And finally

Please remember that whether you visit all the controls or not, you must always report to the finish. This is the golden rule of orienteering, preventing unnecessary searching for 'missing' competitors.

Orienteering is a sport for people of all ages and varying fitness levels. It simply doesn't matter - everything can be done at your own pace. If you enjoy good exercise and getting out in the countryside then try Orienteering.

Starting orienteering requires no special equipment - just wear what you would normally wear for a walk in the countryside.

Orienteering is a sport of navigation. Competitors navigate their way between control points that are marked on a map drawn specially for Orienteering. They navigate using a compass and a description card. There are two methods used to record whether you have visited the correct control points.

Method One - Pin Punches

At each control point the competitor must punch his/her control card with a pin punch as proof that that control point has been visited. Each pin punch puts a unique pattern of holes in the control card.

Method Two - Electronic Punches

Watch this video for an introduction to orienteering using e-punching.

There are two versions of this used in the UK, SportIdent and Emit.
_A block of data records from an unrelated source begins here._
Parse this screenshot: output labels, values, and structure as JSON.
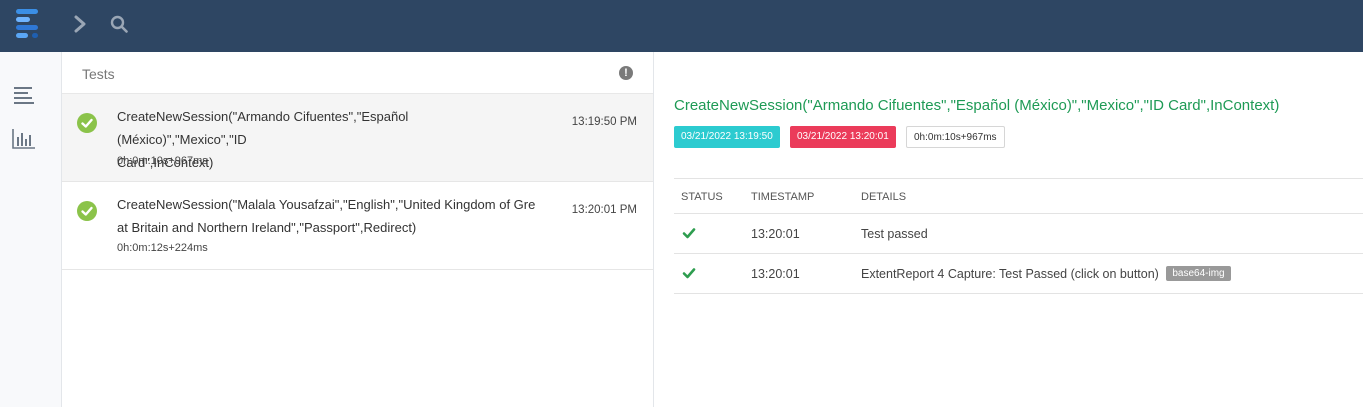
{
  "colors": {
    "topbar": "#2e4663",
    "pass": "#8bc34a",
    "title_green": "#1e9a55",
    "start_badge": "#2ccbd0",
    "end_badge": "#eb3b5a"
  },
  "topbar": {
    "logo_icon": "extent-logo-icon",
    "nav_icons": [
      "chevron-right-icon",
      "search-icon"
    ]
  },
  "sidenav": {
    "items": [
      {
        "icon": "list-icon"
      },
      {
        "icon": "bar-chart-icon"
      }
    ]
  },
  "tests_panel": {
    "title": "Tests",
    "alert_icon": "!",
    "tests": [
      {
        "status": "pass",
        "name_line1": "CreateNewSession(\"Armando Cifuentes\",\"Español (México)\",\"Mexico\",\"ID",
        "name_line2": "Card\",InContext)",
        "duration": "0h:0m:10s+967ms",
        "time": "13:19:50 PM"
      },
      {
        "status": "pass",
        "name_line1": "CreateNewSession(\"Malala Yousafzai\",\"English\",\"United Kingdom of Gre",
        "name_line2": "at Britain and Northern Ireland\",\"Passport\",Redirect)",
        "duration": "0h:0m:12s+224ms",
        "time": "13:20:01 PM"
      }
    ]
  },
  "detail": {
    "title": "CreateNewSession(\"Armando Cifuentes\",\"Español (México)\",\"Mexico\",\"ID Card\",InContext)",
    "start": "03/21/2022 13:19:50",
    "end": "03/21/2022 13:20:01",
    "duration": "0h:0m:10s+967ms",
    "columns": [
      "Status",
      "Timestamp",
      "Details"
    ],
    "logs": [
      {
        "status": "pass",
        "timestamp": "13:20:01",
        "details": "Test passed",
        "badge": ""
      },
      {
        "status": "pass",
        "timestamp": "13:20:01",
        "details": "ExtentReport 4 Capture: Test Passed (click on button)",
        "badge": "base64-img"
      }
    ]
  }
}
In each case the competitor Using a dibber. carries an electronic Dibber or Brick and at each control they must place the dibber or brick on the controls electronic station at which point the two exchange information which is downloaded at the finish and from which you are given your time for the course and the 'Splits' time taken between each control and from which the Final Results are compiled.

Each competitor is timed and it is the fastest competitor over their selected distance that wins. There are varying scales of difficulty ranging from easy courses at around 1-2 km to difficult courses that can vary from 6 km onwards. There are also different age classes for competitions. In either case at most Orienteering events there will be a course suitable for the newcomer or the expert.

If you would like to try Orienteering it is advisable to begin at a Local or District Event. When you progress you can move onto Regional, National and Championship Events.

Still not convinced? Orienteering is a cheap sport to participate in. Once you have bought the equipment you will rarely spend anything else. Also you can participate in Orienteering on your own or with other people, it's entirely up to you - so give it a go!